Y, sobre todo, de tales hogares brotarán espontáneamente las vocaciones sacerdotales, las religiosas y misioneras. Estos hijos serán, el día de mañana, partícipes del sacerdocio de Cristo y de su misión de enseñar la verdad religiosa al mundo; perdonarán a los hombres sus pecados; les alimentarán con la Eucaristía; les acompañarán en nombre de Cristo y de su Iglesia en todas las circunstancias y manifestaciones de la vida, y también en el momento supremo de la muerte. Los padres y hermanos de esa familia no podrán tener orgullo más legítimo ni satisfacción más profunda que recibir de sus hijos o hermanos las influencias sobrenaturales de los poderes con que Cristo, Sumo Sacerdote, los ha distinguido.

Algunos hijos podrán ser llamados por Dios a las misiones, a la dilatación del Evangelio, como si Cristo repitiera, para ellos, las palabras que dirigió a sus Apóstoles: Id por todo el mundo y predicad el Evangelio a toda criatura. “Como ha repetido el Sínodo, recogiendo mi llamada, lanzada en Puebla, la futura evangelización depende en gran parte de la iglesia doméstica” (Fam. cons. 52).
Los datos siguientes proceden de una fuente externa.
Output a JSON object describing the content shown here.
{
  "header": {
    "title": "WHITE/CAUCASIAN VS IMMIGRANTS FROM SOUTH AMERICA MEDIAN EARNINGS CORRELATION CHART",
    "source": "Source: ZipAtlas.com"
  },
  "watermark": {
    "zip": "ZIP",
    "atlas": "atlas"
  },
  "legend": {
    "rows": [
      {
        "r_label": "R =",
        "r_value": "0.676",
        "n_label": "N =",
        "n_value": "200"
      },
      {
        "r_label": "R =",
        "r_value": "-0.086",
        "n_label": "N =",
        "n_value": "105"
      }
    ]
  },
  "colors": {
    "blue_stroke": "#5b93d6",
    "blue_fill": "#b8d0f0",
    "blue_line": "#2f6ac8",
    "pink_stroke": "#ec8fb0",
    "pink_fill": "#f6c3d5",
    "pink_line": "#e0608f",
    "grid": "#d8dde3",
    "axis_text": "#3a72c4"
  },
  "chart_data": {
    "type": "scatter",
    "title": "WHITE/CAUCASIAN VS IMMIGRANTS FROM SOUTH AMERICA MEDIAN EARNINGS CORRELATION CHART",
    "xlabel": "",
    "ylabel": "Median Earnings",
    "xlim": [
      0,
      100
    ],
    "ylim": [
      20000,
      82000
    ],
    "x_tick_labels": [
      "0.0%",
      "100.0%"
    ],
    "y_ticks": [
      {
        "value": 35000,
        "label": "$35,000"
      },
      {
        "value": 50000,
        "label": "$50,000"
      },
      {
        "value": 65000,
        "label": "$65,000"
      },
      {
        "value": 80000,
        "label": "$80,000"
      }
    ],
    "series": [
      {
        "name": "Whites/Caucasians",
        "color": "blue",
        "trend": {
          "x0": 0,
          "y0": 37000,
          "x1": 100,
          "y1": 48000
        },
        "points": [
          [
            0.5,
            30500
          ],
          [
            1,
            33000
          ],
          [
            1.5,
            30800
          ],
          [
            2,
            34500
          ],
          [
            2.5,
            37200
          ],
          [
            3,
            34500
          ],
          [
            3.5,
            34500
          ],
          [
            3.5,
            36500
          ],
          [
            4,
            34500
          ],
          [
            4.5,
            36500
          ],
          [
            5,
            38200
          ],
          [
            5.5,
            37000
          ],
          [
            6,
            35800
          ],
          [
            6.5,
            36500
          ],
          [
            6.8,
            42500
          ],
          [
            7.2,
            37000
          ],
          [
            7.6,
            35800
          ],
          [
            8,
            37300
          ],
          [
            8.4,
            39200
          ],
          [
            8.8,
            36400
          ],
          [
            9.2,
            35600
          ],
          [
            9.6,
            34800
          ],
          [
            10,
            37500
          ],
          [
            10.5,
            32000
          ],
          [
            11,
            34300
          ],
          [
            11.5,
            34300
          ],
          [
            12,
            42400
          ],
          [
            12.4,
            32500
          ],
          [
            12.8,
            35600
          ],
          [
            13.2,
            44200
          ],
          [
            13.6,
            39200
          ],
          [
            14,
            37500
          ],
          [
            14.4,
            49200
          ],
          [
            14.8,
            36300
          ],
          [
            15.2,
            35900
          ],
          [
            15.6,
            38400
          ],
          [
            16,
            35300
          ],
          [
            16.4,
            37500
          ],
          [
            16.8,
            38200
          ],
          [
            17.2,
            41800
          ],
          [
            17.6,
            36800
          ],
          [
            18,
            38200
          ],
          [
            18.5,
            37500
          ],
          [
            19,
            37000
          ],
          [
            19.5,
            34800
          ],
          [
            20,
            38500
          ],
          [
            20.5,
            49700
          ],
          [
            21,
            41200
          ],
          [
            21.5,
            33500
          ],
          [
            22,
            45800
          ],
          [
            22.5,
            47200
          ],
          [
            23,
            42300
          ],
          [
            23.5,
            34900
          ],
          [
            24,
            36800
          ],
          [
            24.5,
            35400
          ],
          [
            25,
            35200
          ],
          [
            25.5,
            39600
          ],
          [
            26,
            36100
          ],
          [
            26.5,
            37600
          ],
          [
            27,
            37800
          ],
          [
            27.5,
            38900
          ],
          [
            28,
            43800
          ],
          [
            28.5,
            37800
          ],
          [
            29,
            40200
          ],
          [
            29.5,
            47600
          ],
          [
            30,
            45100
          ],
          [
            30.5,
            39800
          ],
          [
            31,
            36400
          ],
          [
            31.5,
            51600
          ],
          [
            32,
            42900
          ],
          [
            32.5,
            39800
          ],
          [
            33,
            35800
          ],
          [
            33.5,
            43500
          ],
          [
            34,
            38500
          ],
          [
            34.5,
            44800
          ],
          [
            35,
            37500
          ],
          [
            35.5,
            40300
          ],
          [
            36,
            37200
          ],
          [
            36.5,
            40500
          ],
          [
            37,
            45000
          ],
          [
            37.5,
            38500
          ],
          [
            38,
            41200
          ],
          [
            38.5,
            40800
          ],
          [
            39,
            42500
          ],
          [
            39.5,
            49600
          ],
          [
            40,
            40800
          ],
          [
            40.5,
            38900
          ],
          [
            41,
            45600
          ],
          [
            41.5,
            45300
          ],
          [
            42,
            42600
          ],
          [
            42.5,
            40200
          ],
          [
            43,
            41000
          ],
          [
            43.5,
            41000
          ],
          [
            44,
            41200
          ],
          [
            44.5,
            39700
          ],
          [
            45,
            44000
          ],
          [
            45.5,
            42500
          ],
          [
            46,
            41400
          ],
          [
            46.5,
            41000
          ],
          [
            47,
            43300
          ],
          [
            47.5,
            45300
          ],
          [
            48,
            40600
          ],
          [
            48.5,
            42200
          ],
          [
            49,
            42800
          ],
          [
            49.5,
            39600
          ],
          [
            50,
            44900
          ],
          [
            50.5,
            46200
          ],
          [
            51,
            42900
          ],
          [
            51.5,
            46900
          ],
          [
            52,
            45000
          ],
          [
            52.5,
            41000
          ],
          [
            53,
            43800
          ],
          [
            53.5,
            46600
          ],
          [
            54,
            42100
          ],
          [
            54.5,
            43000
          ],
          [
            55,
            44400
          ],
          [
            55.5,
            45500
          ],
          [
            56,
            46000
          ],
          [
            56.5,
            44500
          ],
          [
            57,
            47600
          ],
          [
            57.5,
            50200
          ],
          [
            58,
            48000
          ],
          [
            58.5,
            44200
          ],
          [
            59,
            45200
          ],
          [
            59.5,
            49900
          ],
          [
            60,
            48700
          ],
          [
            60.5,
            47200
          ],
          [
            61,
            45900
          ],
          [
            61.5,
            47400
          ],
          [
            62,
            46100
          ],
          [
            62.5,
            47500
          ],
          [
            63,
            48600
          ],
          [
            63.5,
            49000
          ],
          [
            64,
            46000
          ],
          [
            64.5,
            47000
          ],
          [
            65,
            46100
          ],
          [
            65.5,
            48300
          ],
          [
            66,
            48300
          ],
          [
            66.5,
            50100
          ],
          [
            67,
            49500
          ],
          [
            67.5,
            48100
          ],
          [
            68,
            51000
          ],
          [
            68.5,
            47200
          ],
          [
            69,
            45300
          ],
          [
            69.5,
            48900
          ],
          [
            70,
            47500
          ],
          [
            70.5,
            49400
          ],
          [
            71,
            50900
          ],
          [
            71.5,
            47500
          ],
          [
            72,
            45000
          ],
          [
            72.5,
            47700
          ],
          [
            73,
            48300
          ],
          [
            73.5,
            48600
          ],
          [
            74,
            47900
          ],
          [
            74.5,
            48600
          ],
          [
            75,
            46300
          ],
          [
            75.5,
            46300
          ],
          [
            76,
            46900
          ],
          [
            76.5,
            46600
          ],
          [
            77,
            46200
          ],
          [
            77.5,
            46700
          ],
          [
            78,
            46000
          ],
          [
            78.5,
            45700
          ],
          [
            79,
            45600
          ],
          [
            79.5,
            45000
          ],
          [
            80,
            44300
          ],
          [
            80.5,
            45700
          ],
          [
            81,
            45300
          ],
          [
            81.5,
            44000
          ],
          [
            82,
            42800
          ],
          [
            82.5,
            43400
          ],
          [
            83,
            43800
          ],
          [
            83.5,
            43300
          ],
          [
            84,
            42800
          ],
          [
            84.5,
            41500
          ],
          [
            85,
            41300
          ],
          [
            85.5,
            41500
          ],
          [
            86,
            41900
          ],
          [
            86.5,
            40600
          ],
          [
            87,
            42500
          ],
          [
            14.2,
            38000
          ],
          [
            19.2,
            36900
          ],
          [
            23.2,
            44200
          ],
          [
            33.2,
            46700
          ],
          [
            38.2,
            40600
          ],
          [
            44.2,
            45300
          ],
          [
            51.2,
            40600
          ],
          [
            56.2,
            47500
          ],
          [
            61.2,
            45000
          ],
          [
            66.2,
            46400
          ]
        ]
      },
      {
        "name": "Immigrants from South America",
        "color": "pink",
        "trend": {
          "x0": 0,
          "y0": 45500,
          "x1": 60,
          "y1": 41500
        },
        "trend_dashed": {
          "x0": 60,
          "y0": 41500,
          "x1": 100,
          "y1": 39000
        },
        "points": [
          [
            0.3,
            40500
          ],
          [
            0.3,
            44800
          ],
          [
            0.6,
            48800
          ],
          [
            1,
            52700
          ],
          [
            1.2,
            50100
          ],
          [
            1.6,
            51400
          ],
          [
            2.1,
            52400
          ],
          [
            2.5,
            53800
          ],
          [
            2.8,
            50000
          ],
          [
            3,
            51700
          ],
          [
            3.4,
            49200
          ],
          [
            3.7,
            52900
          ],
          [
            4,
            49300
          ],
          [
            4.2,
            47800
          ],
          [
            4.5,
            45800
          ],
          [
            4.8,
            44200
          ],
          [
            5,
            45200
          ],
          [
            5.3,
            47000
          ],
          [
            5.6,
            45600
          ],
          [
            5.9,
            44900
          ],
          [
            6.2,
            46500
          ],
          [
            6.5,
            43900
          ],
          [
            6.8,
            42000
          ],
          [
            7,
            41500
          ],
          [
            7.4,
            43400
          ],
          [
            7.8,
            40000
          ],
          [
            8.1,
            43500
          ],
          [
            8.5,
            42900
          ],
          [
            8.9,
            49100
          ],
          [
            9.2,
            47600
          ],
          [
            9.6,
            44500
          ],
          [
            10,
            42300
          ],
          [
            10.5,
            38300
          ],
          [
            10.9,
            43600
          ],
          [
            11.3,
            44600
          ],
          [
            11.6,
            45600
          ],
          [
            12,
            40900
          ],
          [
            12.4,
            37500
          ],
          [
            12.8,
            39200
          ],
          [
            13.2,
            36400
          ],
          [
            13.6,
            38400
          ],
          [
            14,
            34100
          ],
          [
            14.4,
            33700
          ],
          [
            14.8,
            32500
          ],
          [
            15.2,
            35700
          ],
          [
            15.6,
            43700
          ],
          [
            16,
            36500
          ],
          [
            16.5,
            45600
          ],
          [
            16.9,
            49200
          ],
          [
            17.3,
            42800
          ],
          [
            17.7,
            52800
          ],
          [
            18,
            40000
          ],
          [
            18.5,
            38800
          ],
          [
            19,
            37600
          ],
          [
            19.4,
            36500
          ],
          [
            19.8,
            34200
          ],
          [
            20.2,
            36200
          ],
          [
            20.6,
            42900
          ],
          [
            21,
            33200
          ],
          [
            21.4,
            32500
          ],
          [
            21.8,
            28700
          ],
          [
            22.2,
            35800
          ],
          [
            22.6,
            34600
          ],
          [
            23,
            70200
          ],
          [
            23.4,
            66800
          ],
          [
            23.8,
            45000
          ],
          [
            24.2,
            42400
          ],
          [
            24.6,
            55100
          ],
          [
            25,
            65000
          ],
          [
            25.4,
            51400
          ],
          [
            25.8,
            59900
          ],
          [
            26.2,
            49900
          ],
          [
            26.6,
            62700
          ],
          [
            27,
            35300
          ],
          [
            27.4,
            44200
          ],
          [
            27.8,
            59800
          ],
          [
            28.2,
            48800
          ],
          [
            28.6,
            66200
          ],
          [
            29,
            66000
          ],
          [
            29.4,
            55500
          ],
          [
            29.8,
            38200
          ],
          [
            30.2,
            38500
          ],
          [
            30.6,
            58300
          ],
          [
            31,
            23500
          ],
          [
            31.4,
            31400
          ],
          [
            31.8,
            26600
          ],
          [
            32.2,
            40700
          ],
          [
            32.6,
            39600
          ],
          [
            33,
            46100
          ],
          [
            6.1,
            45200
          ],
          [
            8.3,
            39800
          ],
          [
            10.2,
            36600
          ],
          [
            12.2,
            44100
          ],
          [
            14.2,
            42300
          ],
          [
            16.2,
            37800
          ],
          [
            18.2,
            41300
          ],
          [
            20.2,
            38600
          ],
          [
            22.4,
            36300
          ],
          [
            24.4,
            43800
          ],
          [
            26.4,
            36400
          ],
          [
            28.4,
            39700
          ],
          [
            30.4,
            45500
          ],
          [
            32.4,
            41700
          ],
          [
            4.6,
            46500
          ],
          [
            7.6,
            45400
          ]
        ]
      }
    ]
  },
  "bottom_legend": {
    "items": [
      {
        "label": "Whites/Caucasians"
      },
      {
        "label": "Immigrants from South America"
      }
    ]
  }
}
Otros, por fin, consagrarán sus vidas a la contemplación o al apostolado en una orden o congregación religiosa, disfrutando de los medios especiales de santificación que Dios ha suscitado en su Iglesia. “Efectivamente, la familia que está abierta a los valores trascendentes, que sirve a los hermanos en la alegría, que cumple con generosa fidelidad sus obligaciones y es consciente de su cotidiana participación en el misterio de la cruz gloriosa de Cristo, se convierte en el primer y mejor seminario de vocaciones a la vida consagrada al Reino de Dios” (Fam. cons. 53).

Todos estos hijos e hijas, sacerdotes, religiosos, misioneros, son los frutos más preciosos de la familia cristiana. Y, al mismo tiempo, vínculos fortísimos que unirán para siempre a sus demás familiares, especialmente a sus padres, con Cristo y su Iglesia.